2016 Toyota Prius Two at a glance

Vehicle type: Hybrid compact

Base price: $24,200

As tested: $24,200 (excluding $835 delivery)

MPG: 54 city, 50 highway

Engine: 1.8-liter 4-cylinder with nickel-metal hydride battery-powered motor (lithium-ion is available)

Transmission: 2-speed CVT

Parting shot: The fuel economy champ gets a bit more style and flash for 2016.

The Toyota Prius is easy to mock. It’s shaped like a clog, has an eye-crossing split window hatch, is as fun to drive as a hot dog cart and it is the vehicle of choice for many cabbies, who are unequivocally the worst drivers on the road.

The main reason the Prius gets mocked, however, is because it is the very best at what it was made to do: get people to their destination using the least amount of gas possible.

The fourth-generation Prius, fully redesigned for 2016, does it even better.

The world’s best-selling hybrid gets 54 mpg city, up from 51 mpg in the 2015 model, largely through reducing weight and improving the hybrid motor components.

Improving fuel economy on the most fuel-efficient car without a plug might seem inconsequential with the national average gas price at $2, but Prius owners are more farsighted than other impulse- and emotion-driven car shoppers.
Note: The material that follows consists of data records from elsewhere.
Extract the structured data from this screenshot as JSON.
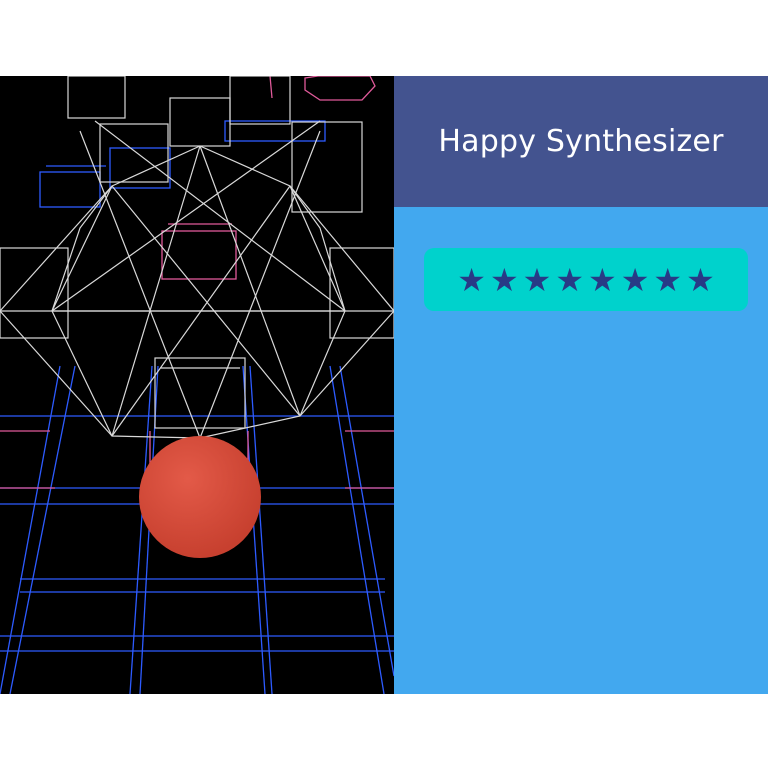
{
  "game": {
    "title": "Happy Synthesizer",
    "rating": {
      "value": 8,
      "max": 8,
      "icon": "star-icon"
    },
    "colors": {
      "background": "#000000",
      "wireframe_white": "#d9d9d9",
      "wireframe_blue": "#2d5bff",
      "wireframe_pink": "#e05a9a",
      "ball": "#d94c3c",
      "title_bar": "#43538f",
      "panel": "#42a8ef",
      "badge": "#00d2cc",
      "star": "#283a86"
    }
  }
}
A 2015 Consumer Reports reader survey found that of the 10 car models that are safe bets to make it past the 200,000-mile mark, there were “more (Priuses) on the far side of 200K than any other model in our survey.”

The outgoing model had a high, round roofline that tapered into a chunky rear hatch. The nose has been lowered on the new model, the belt line rises a bit higher and the arc of the roofline flattens out toward the back, so it looks more like a sneaker than a clog. It’s also two inches longer. The triangular bi-LED headlights resemble a hawk squinting into a nosedive, and the shape of the split grille with the protruding bottom lip makes it appear as if its mouth is opened for prey. The grille houses active shutters, which help control airflow, reduce aerodynamic drag and increase efficiency. The taillights bend into the belt line instead of rising vertically, giving the whole body a leaner, longer profile.

The most notable design change of the 2016 Prius is the cockpit. With its vehicle information display in the center of the dash above the center stack, instead of directly in front of the steering wheel as it is in nearly every other car, the Prius has always been oddball or distinctive, depending on how you feel about the driver being more removed from the gauges.

The 2016 display is clearer, wider and more recessed in the dash, nearer the windshield than the center stack. It’s split into two 4.2-inch displays, with the speedometer and energy use info on the right side, and customizable features such as radio stations, trip meters and other info on the left. Like the outside, the dash looks sleeker, less boxy and more stretched out. The glove box is lower, the center stack is less cluttered and the gear stick gets its own panel.

The 6.1-inch touch screen is on the smaller side, but it is flanked with source buttons and strong voice command recognition to limit how much you have to touch it.

Our tester had a charcoal-on-white interior, with chrome trim. Rear seats still get a 60/40 split, and Toyota says the more compact battery unit fits beneath the rear seat instead of the cargo floor, increasing cargo room by three cubic feet, to 24.6, and enabling the Prius to haul more bikes, dogs and backpacks.

Overall the wide plain of the dashboard and the neat composition of the controls felt more relaxed than the old Prius, whose more in-your-face layout seemed to insist you pay attention to fuel consumption. The 2016 Prius doesn’t have to prove its fuel efficiency prowess as much.

Unfortunately, that split window is still there, and every time I glanced in the rearview mirror I had to do a double take, not at what was behind us but at what was riding in back with us.

There were a few problems with our prototype that were either anomalies, or that we hope will be corrected. When in reverse, the insistent beeping is louder and more obnoxious than an unfastened seat belt beep. Midway down our midlength driveway, we put it neutral to shut it up. There was no owner’s manual to figure out how to change it in vehicle settings, but there must be a way.

We also experienced damage to the undershield on the driver’s side wheel well that had to have been a result of our driving or ice blocks more than anything faulty with the design.

But once again, the Prius excels at what it was meant to do — stretch a gallon of gas over as many miles as possible.